Ende August, Anfang September

Fin août, début septembre

Frankreich 1998 · 111 min. · FSK: ab 6
Regie: Oliver Assayas
Drehbuch:
Kamera: Denis Lenoir
Darsteller: Matthieu Amalric, Vigginie Ledoyen, François Cluzet, Jeanne Balibar u.a.

Ein fran­zö­si­scher Film, einer der Filme, wie wir sie kennen, aus der neuen Gene­ra­tion, ganz im Erbe von Eric Rohmer. Ein Plau­der­film, in dem es um Freund­schaft und Liebe geht. Eine Gruppe nicht mehr ganz junger, lite­ra­ri­scher Menschen, ihre Bezie­hungen und Nicht-mehr-Bezie­hungen zuein­ander. Die alte Suche nach dem Glück, in die hinein der Tod des befreun­deten Schrift­stel­lers Adrien platzt. Der Film wird nach­denk­lich – fast schon rührselig, es ist eine Vorahnung an ein erwach­senes Leben und an das was kommen wird, aber das Ausleben der Trauer ist noch ganz kindlich, ungezähmt.

Schön ist es, in Gabriel, dem Freund des Schrift­stel­lers, Mathieu Amalric wieder­zu­sehen, den vertäumt-trot­te­ligen shooting-star des Neuen fran­zö­si­schen Kinos, dem die Rolle des Frau­en­lieb­lings zukommt. Wer möchte sich nicht seinem sanften Blick fügen, in seinen unor­dent­li­chen Haaren wuscheln? Dennoch: Er hat in so vielen Filmen mitge­spielt, sie tragen alle sein Gesicht, und sie ausein­an­der­zu­halten, ist unmöglich. Sie sind in Verges­sen­heit geraten.
Das Gesicht von Amairic jedoch ist zum Marken­zei­chen einer ganz bestimmten Film­to­na­lität, viel­leicht sogar einer Film­ge­ne­ra­tion geworden: die Erzäh­lungen vom Leben junger Menschen, von ihren Schwie­rig­keit, ihrem Zögern und Verwei­ge­rung, ein erwach­senes, bürger­li­ches Leben zu beginnen, immer noch ado(leszent), Joint-rauchend und in Geld­pro­blemen, weil man keine Lust hat, jeden Tag zu arbeiten. Auch hier, in Ende August, Anfang September, spielt sich das Leben vor allem in der Clique ab, stille Verän­de­rungen werden regis­triert, die Zeit macht sich bemerkbar durch die ausein­an­der­ge­henden und sich schließenden Bezie­hungen. Und nie steht hinter dem ganzen die Endgül­tig­keit, immer trägt es ein Zeichen des »Jetzt ist es so – aber wer weiß wie lange das andauern wird?«

In dieses ewige Zusam­men­schus­tern eines möglichen Lebens platzt der Tod von Adrien. Die Struk­turen beginnen sich zu festigen, aber nicht aus Angst vor der Vergäng­lich­keit des Lebens, sondern weil die Trauer die Clique zusam­men­ge­schweißt hat, weil die Sorg­lo­sig­keit der Ernst­haf­tig­keit gewichen ist. Der Mut ist da, die Dinge zu sagen, wie man sie meint, große Gesten zu machen, die echte Hand­lungen sind. Gabriel wird die Geschichte von Adrien nieder­schreiben, seine Zuneigung zu einer Fünf­zehn­jäh­rigen, die seine Liebe war.

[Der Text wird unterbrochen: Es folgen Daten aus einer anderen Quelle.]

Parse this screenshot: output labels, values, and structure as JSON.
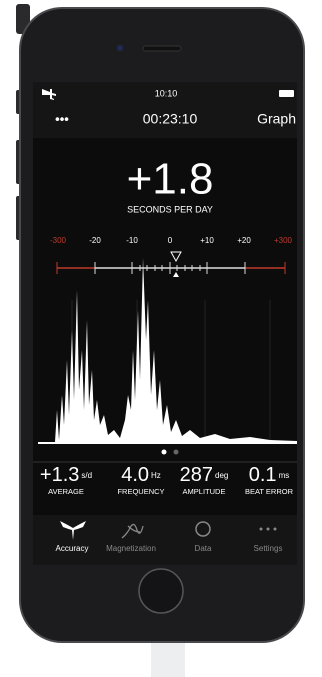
{
  "status_bar": {
    "time": "10:10"
  },
  "header": {
    "menu": "•••",
    "elapsed": "00:23:10",
    "graph_button": "Graph"
  },
  "rate": {
    "value": "+1.8",
    "unit_label": "SECONDS PER DAY"
  },
  "scale_labels": [
    "-300",
    "-20",
    "-10",
    "0",
    "+10",
    "+20",
    "+300"
  ],
  "stats": [
    {
      "value": "+1.3",
      "unit": "s/d",
      "label": "AVERAGE"
    },
    {
      "value": "4.0",
      "unit": "Hz",
      "label": "FREQUENCY"
    },
    {
      "value": "287",
      "unit": "deg",
      "label": "AMPLITUDE"
    },
    {
      "value": "0.1",
      "unit": "ms",
      "label": "BEAT ERROR"
    }
  ],
  "tabs": [
    "Accuracy",
    "Magnetization",
    "Data",
    "Settings"
  ]
}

Grandios sind die Bilder, die der Film findet: ganz konven­tio­nelle, ruhige, geordnete, »normale« Bilder, so wie die Figuren immer wieder aufs neue aufein­ander zukommen, Kontakt aufnehmen, die Gespräche Klärung verschaffen wollen. Und dann: das herein­bre­chende Chaos, die blind­ge­wor­dene Kamera, die Auflösung der Wirk­lich­keit zu verschwom­menen Farb­formen und Licht­punkten. Dort, wo die Kamera nichts mehr sieht, wo sie nichts mehr einfängt, wo sie in freie Bewegung kommt: dort ist das reine Gefühl des Losge­las­sen­seins, des Unkon­trol­lier­baren.

Ende August, Anfang September: das ist der Moment der Schwelle, den die Freun­des­clique über­schreitet. Nicht mehr ganz im Sommer, aber noch nicht im Herbst, nicht mehr ganz jung, aber auch noch nicht erwachsen. Unent­schieden dazwi­schen, mit einer Ahnung an das, was kommen wird. Und mit dem Willen, es zu akzep­tieren.